Nuestra retina

Cada 30 de diciembre se nos largaba a llover en la retina y todo costaba un poco más que de costumbre. Uno de los mundos que teníamos se nos desmoronó un 30 de diciembre y en ese derrumbe se quedaron a vivir un montón de pibes y pibas. Y entonces nos tomamos un momento para pensar en todos ellos. Y por ahí no nos permitimos cagarnos de risa libremente de cualquier pavada, como hacemos otros días. Nos vienen de golpe a la memoria y bienvenido sea que se vengan, porque pensar en ellos es pensarnos nosotros mismos.

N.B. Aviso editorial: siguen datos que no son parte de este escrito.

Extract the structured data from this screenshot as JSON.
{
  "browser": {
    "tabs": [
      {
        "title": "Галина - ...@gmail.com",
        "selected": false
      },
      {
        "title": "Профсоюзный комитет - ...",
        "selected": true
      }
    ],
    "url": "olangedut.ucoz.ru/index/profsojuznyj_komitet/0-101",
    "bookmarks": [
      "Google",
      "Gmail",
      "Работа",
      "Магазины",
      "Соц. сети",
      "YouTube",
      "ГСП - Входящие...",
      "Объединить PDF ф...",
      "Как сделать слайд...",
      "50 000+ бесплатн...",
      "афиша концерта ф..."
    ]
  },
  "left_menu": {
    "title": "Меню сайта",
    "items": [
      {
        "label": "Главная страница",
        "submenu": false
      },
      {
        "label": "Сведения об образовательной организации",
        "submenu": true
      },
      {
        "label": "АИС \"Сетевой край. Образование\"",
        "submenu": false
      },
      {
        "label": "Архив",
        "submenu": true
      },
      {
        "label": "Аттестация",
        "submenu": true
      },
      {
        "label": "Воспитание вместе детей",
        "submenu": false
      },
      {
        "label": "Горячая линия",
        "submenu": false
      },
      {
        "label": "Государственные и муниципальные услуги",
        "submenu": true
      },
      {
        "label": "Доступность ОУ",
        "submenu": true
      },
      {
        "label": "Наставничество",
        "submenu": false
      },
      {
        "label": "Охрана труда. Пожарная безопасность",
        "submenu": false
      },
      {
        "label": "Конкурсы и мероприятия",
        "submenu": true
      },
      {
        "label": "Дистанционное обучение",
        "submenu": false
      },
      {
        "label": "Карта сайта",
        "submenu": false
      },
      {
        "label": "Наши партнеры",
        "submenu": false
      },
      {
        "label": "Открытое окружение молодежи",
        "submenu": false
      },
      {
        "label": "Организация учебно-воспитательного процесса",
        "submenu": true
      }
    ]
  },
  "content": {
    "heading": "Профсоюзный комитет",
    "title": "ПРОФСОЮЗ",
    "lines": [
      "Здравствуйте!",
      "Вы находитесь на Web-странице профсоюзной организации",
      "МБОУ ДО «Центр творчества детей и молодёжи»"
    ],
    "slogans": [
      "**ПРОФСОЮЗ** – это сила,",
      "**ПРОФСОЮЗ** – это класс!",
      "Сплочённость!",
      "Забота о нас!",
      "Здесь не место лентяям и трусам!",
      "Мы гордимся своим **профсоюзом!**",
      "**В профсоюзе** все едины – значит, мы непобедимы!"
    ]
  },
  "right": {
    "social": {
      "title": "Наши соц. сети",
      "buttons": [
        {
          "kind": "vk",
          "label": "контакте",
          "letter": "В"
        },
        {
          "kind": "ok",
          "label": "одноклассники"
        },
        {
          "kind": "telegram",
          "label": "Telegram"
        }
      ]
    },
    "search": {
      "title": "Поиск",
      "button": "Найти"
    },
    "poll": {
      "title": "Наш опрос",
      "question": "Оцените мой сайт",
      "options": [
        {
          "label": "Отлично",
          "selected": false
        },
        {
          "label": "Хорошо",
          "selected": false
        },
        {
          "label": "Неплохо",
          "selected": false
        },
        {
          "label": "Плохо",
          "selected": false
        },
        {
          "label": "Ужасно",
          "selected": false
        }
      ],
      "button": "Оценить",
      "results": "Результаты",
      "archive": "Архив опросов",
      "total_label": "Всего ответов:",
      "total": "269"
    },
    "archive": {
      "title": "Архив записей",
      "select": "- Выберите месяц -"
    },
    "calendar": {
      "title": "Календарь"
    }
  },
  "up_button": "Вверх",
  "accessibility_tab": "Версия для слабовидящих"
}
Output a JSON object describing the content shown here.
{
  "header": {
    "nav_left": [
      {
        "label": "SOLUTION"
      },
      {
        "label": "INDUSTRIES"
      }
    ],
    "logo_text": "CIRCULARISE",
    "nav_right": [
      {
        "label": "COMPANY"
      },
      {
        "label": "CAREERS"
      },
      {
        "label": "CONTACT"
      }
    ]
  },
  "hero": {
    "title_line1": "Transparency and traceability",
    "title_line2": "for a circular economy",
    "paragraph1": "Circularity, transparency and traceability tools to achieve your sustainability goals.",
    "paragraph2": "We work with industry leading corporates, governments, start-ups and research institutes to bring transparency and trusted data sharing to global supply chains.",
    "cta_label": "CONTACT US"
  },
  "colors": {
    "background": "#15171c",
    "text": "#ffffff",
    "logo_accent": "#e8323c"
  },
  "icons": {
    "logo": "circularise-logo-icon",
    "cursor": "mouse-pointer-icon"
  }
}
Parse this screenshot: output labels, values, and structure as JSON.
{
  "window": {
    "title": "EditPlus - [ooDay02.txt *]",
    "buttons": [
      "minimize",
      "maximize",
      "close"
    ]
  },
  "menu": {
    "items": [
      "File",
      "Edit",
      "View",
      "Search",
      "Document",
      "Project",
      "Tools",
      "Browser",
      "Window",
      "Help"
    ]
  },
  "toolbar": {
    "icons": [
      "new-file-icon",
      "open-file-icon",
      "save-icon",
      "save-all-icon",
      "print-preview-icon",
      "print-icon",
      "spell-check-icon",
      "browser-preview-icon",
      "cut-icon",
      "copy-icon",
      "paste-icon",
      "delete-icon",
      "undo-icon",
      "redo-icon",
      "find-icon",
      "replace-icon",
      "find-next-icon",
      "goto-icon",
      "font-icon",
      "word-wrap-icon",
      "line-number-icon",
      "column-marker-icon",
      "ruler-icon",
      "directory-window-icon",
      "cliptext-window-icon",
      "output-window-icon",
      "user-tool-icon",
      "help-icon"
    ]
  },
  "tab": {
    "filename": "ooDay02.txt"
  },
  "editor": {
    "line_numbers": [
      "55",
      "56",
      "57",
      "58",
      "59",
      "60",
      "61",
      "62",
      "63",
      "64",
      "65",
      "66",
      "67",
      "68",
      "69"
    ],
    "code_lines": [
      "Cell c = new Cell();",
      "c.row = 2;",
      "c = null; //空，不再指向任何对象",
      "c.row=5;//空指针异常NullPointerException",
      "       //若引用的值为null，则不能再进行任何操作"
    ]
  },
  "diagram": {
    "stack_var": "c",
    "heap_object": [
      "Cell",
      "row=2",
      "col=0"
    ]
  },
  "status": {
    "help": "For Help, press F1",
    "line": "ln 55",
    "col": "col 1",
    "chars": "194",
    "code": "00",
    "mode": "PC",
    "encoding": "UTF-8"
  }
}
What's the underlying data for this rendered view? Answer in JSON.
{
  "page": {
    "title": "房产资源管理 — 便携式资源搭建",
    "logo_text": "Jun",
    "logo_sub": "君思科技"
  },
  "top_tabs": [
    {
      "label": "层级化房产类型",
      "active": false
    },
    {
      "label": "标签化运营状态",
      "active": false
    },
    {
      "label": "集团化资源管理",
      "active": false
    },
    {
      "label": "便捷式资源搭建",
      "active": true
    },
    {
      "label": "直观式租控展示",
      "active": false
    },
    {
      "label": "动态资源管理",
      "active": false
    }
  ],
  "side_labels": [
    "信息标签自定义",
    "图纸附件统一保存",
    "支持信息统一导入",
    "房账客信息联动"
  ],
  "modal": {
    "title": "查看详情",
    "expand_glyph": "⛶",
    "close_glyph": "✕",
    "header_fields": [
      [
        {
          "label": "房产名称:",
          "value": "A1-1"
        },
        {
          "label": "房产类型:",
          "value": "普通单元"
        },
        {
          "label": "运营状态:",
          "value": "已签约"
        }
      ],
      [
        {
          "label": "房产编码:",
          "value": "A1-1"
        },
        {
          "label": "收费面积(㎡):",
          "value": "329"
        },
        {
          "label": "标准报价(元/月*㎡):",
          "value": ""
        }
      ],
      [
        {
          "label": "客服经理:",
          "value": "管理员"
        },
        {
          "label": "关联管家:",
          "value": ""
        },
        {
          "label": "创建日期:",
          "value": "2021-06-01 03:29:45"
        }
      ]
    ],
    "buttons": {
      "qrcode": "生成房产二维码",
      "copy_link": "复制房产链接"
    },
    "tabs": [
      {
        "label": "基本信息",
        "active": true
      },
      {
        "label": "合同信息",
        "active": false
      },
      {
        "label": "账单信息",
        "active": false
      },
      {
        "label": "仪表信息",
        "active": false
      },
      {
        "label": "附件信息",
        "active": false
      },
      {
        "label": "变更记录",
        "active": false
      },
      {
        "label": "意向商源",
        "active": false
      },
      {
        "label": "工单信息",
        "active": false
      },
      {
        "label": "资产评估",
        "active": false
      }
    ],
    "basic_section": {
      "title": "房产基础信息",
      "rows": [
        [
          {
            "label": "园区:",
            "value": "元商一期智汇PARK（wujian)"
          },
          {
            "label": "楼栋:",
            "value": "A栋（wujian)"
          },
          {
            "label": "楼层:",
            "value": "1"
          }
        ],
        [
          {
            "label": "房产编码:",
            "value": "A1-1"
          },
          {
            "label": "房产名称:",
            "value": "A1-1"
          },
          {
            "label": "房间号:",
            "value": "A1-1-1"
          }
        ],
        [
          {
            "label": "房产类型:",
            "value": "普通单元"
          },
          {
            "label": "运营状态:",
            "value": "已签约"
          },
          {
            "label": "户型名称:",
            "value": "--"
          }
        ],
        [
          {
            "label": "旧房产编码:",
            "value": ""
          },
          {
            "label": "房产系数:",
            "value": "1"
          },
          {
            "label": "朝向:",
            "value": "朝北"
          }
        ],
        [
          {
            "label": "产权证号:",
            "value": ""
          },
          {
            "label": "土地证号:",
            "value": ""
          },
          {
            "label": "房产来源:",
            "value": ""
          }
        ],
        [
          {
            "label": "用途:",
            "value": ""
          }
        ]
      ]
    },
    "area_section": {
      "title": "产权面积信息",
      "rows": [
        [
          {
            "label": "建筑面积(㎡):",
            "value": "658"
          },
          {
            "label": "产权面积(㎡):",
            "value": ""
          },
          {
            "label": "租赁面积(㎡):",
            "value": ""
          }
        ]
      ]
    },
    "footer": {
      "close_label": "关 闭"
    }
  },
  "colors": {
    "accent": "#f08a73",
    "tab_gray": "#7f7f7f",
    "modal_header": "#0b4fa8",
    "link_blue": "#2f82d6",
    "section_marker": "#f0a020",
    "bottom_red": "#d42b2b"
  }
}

Escribo esto y recojo el sonido de la lluvia que se cuela por la ventana. Pero esta vez tiene una forma diferente. Ciertas lluvias parecen haber sido hechas para venirnos a cerrar alguna herida. Bah, quizá es cosa mía, pero siento que cada tanto se larga uno de estos aguaceros que nos desaloja un dolor y se lo lleva a la rastra por la rejilla del patio, o surcando el cordón de la vereda hasta irse a morir a la alcantarilla de la esquina.

 

Hoy aclaró un poco la retina. No importa qué diga el cielo. Hoy, después de tanta lucha, se hizo ley el aborto y de golpe amanecimos en un país más maduro, reflexivo, laico y responsable. No es un cierre. Esto recién comienza. El debate centralizado en el Parlamento ahora se atomizará en cualquier rincón de la patria donde este derecho quiera ser ejercido. Eso sí: ya nada volverá a ser como antes. Hoy a la madrugada, el Estado argentino reconoció el derecho de las mujeres a interrumpir su embarazo si no es deseado, y esto significa que la lucha ha cambiado por completo.

 

La clandestinidad nos condujo a nuestro peor desmoronamiento, el 30 de diciembre de 2004. Hoy, dieciséis años después, pudimos como pueblo barrer con otra de esas sombras que regían nuestras vidas, y de aquí en más todo será un poco más claro en nuestra retina, incluso cuando miremos la lluvia por la ventana.